En base a lo anteriormente argumentado, es evidente que también debe prosperar el recurso de apelación interpuesto respecto del segundo motivo en él alegado, con revocación de la Sentencia de instancia en cuanto ponía de cargo de la constructora el pago del importe de 5.062,56 euros facturados por DIRECCION001 C.B.
TERCERO .- Habiéndose estimado las pretensiones contenidas en la demanda, procede condenar al pago de las costas originadas en la primera instancia al demandado (art.394.1 L.E.C .). Respecto de las originadas en la segunda instancia, no se hace declaración de condena en base a lo previsto en el art. 398.2 de la L.E.C.
Fallo
Que estimando el recurso de apelación interpuesto por "Construcciones y Promociones Gardelmo" S.L.U., contra la Sentencia de 9 de marzo de 2010, dictada por el Juzgado de 1ª Instancia de los de Segovia, nº 2, en Procedimiento Ordinario nº 161/09 , revocamos la resolución impugnada y condenamos a Justo a que abone a la mercantil actora la suma de 11.749,16 euros más los intereses legales a contar desde la fecha de la reclamación extrajudicial de la deuda. Condenamos, así mismo, al demandado al pago de las costas de la primera instancia, sin hacer expresa imposición de las generadas en esta segunda instancia.

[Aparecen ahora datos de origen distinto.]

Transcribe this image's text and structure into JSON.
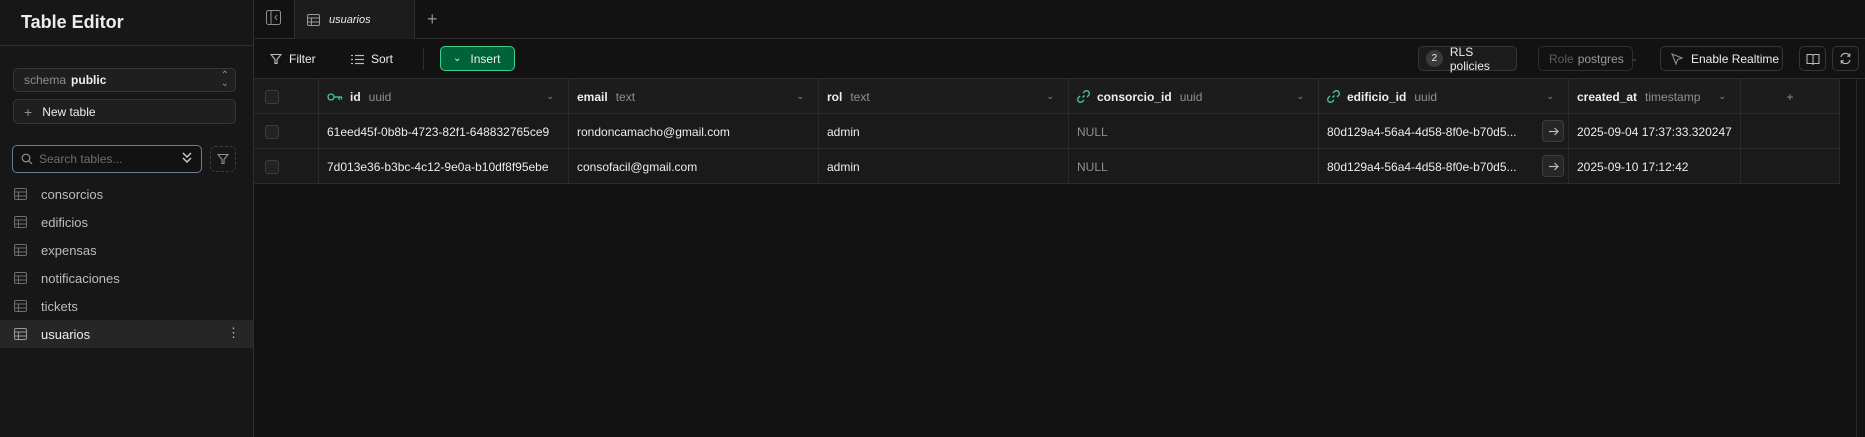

Contra esta resolución no cabe recurso ordinario alguno, sin perjuicio de la utilización por las partes, de aquellos otros recursos para cuyo ejercicio se crean legitimados.
Así, por esta nuestra sentencia, de la que se unirá certificación al rollo de Sala y otra a los autos originales para su remisión al Juzgado de procedencia para su ejecución, lo pronunciamos, mandamos y firmamos.
PUBLICACIÓN.- Leída y publicada fue la anterior sentencia por la Ilma. Sra. Magistrado Ponente Dª María Felisa Herrero Pinilla, de esta Audiencia Provincial, estando el mismo celebrando Audiencia Pública en el día de la fecha, certifico.